Suppose $f$ is of exponential order $a$ and $g$ is of exponential order $b$.
Then $f + g: t \mapsto \map f t + \map g t$ is of exponential order $\max \set {a, b}$.
Proof
Let $t$ be sufficiently large so that both $f$ and $g$ are of exponential order on some shared unbounded closed interval.
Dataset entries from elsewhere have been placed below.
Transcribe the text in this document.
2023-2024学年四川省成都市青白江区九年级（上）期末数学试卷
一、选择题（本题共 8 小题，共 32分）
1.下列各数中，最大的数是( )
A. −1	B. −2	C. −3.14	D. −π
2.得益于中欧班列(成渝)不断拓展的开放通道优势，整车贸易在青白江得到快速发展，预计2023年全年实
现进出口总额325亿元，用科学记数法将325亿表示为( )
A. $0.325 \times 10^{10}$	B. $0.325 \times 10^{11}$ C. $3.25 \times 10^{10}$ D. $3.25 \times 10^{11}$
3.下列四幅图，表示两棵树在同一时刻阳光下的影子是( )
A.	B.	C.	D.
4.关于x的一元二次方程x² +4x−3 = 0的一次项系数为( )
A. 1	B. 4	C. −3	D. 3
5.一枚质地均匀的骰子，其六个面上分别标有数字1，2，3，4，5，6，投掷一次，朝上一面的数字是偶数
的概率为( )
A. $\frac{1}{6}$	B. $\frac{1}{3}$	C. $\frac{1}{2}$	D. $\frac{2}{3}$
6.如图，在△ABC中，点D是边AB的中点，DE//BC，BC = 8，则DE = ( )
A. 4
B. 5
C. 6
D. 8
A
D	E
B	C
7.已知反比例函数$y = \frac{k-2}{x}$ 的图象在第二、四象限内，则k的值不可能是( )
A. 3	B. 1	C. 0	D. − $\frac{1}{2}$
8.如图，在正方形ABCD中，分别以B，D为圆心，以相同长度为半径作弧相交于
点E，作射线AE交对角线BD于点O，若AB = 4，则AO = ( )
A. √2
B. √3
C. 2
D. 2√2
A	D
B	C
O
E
By the definition of exponential order:
| \(\ds \size {\map f t}\) | \(<\) | \(\ds K_1 e^{a t}\) | ||||||||||||
| \(\ds \size {\map g t}\) | \(<\) | \(\ds K_2 e^{b t}\) | ||||||||||||
| \(\ds \size {\map f t} + \size {\map g t}\) | \(<\) | \(\ds K_1 e^{a t} + K_2 e^{b t}\) | Real Number Inequalities can be Added | |||||||||||
| \(\ds \leadsto \ \ \) | \(\ds \size {\map f t + \map g t}\) | \(<\) | \(\ds K_1 e^{\max \size {a, b} t} + K_2 e^{\max \size {a, b} t}\) | Triangle Inequality for Real Numbers, Exponential is Strictly Increasing | ||||||||||
| \(\ds \) | \(=\) | \(\ds K' e^{\max \size {a, b} t}\) | $K' = K_1 + K_2$ |
$\blacksquare$